Puedo mirar el cielo, caminar por ahí sin rumbo fijo, hacer un nuevo camino con las pisadas, hacer una brecha a otros mundos. Conozco la ciudad como la palma de la mano y a la ciudadanía la he visto en otras partes, en la plaza de armas y desarmado, en los callejones que cruzan de sur a norte y en las calles atestadas de banda.
Soy un lugareño que recuerda su escuela Adalberto J Argüelles, que de estar a la orilla quedó en el centro. Por tanto conozco a los que llegaron de pueblos de los alrededores: del viejo Padilla, de Guemez, del Barretal, Casas, Jaumave, Palmillas, Llera, Ocampo, San Fernando, Tula, Bustamante y Miquihuana.
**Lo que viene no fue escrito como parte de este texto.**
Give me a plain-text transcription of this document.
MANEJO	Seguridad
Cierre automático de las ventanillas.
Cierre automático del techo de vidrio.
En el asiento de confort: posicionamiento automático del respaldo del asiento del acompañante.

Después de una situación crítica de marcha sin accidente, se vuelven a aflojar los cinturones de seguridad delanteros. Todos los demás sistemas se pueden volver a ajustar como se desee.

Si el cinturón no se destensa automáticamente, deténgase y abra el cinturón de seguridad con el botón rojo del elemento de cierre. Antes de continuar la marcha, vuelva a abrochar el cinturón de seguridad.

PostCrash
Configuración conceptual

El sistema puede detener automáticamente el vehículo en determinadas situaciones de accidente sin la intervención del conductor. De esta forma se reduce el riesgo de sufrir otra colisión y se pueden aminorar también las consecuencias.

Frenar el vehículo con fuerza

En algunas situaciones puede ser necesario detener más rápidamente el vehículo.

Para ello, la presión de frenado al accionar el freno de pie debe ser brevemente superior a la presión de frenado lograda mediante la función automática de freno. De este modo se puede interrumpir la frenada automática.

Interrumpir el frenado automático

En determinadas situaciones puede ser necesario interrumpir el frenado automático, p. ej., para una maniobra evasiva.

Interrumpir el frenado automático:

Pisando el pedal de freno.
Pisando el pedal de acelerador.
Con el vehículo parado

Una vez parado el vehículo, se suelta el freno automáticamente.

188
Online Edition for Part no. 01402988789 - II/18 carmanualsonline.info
Se instalaron formando colonias hasta llegar a la sierra donde crearon más escuelas.
Como muchos mis padres llegaron de otra parte, aquí hay gente de más lejos, ellos eran de San Luis, pero los hay de Veracruz, Guanajuato, Ciudad de México y Michoacán, como en todas las ciudades de la República. Cada quien puso algo de su parte.
Muchos nativos de la ciudad crearon fraccionamientos e hicieron crecer el centro de la ciudad. Hoy en día, a través de las grandes cadenas de tiendas el comercio se extiende hasta la periferia, distendiendo la geografía del desarrollo paulatino de ciudad Victoria.
Se extraña aquel tren de pasajeros. Los tacos de canasta y al vapor esperan a los pasajeros que se fueron. Si vuelven traerá grandes conquistas, gente famosa, anónimos obreros del tiempo. Mientras, el tren de carga pasa por la tarraza, se mese en una hamaca y se esconde en los rincones de las casas. Cada que silva nos recuerda a una persona.
Estoy en Victoria, he visto en primera fila su existencia, actriz, estrella, desde luego sol, melancolía, un poco de todo, como el mar, como el día de una medianoche. Aquí se inventó el fuego y la risa, la ruta lejana a la ciudad de México, estoy atrás de una sorpresa, en una fila quieta buscando café adentro de un Oxxo.
Al oído escucho la novela urbana, el sonido disparejo de las construcciónes, la luz, el esfuerzo de los chavos. Aludo al himno en los honores de la escuela y al escudo que es el tiempo, mientras voy de caballero a salvarme de la noche, de la gruta eterna de la escritura. A medida noche la continuidad oscurece y muchos principios ya no lo son tanto. He tratado de no pensar pero lo pienso.
Aquí he visto el caleidoscopio de mariposas cruzar a su santuario. Antes- siendo pocos niños- las mariposas pasaban por las calles y cualquiera de nosotros podía atraparlas, hoy vuelan muy alto para ponerse a salvo cada cada año y lo logran. Qué bueno.
Cuando camino solitario por la calle 17, ahora bajo la lluvia lo puedo saber, respiro y respondo a cada uno de los latidos, tengo una aplicación que me comunica constantemente conmigo. Y no obstante dibujo al viejo que permanece en el aire como un helicóptero planeando el aterrizaje.
Soy amigo de una hormiga colorada y de una piedra. Escribo mi obra con un zapapico, una pala, un sombrero y el ala de un pájaro. El alma es viajera. Como si nada. Con las primeras lluvias la tierra habla, aunque el agua madura no se agüita y tiene sentido si uno de nosotros baila en una fiesta.
Estas en mi ciudad, lo que parece estar en reposo en realidad está en movimiento y vibrando muy alto. Más alto que los aviones, por encima de todo.
Esta es la ciudad de los mangos criollos, de las nueces macizas, de los aguacates delgados, de los limones y las naranjas al alzar la mano.
Nacido el día, al borde de un ladrillo, con la claridad afilada, entre la espiga de bruma veo surgir de las piedras del río San Marcos el bulevar Praxedis Balboa. Hace un poco de aire frío que se cuela hasta la mesa donde ahora escribo.